Results: During a median of 16 months, a primary outcome event occurred in 361 of 1863 patients (19.4%) in the empagliflozin group and in 462 of 1867 patients (24.7%) in the placebo group (hazard ratio for cardiovascular death or hospitalization for heart failure, 0.75; 95% confidence interval [CI], 0.65 to 0.86; P<0.001). The effect of empagliflozin on the primary outcome was consistent in patients regardless of the presence or absence of diabetes. The total number of hospitalizations for heart failure was lower in the empagliflozin group than in the placebo group (hazard ratio, 0.70; 95% CI, 0.58 to 0.85; P<0.001). The annual rate of decline in the estimated glomerular filtration rate was slower in the empagliflozin group than in the placebo group (-0.55 vs. -2.28 ml per minute per 1.73 m of body-surface area per year, P<0.001), and empagliflozin-treated patients had a lower risk of serious renal outcomes. Uncomplicated genital tract infection was reported more frequently with empagliflozin.

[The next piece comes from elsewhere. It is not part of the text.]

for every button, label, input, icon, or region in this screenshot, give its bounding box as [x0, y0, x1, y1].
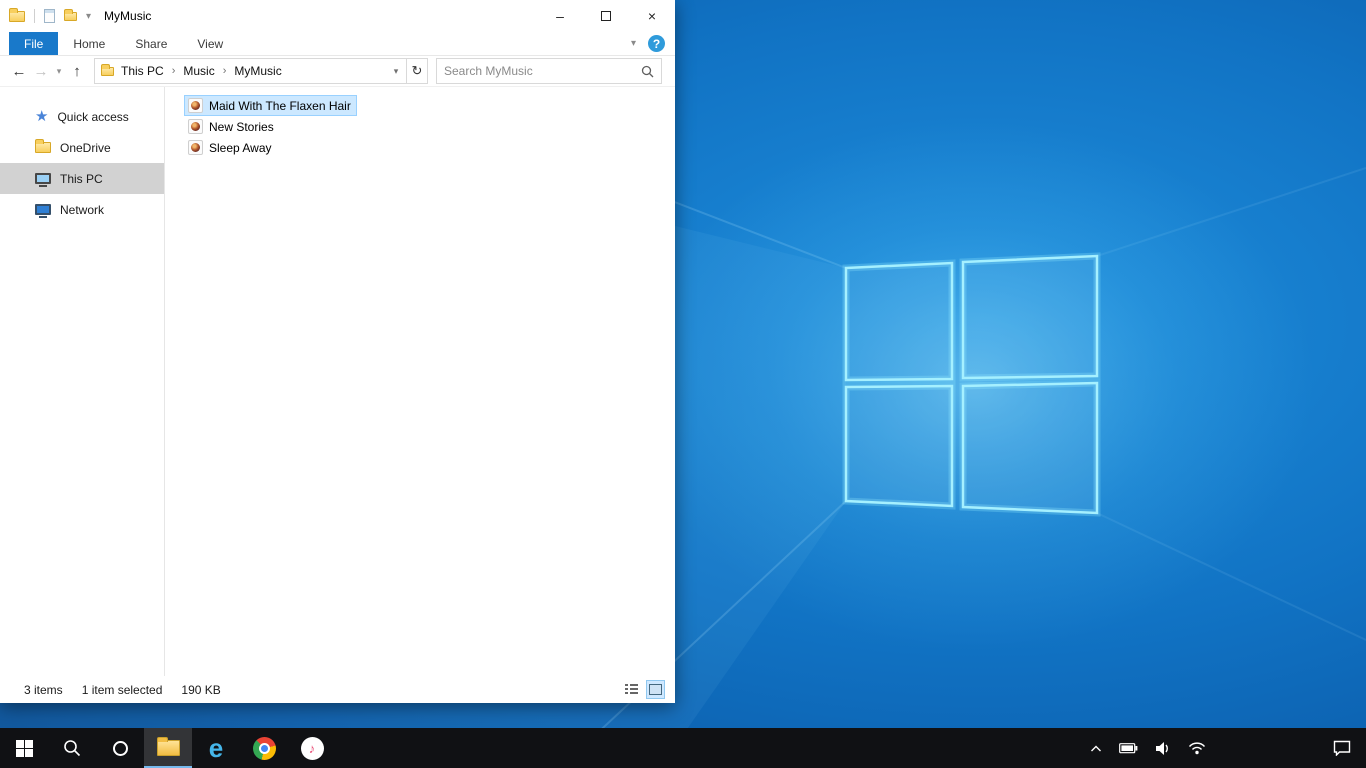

Conclusions: Among patients receiving recommended therapy for heart failure, those in the empagliflozin group had a lower risk of cardiovascular death or hospitalization for heart failure than those in the placebo group, regardless of the presence or absence of diabetes. (Funded by Boehringer Ingelheim and Eli Lilly; EMPEROR-Reduced ClinicalTrials.gov number, NCT03057977.).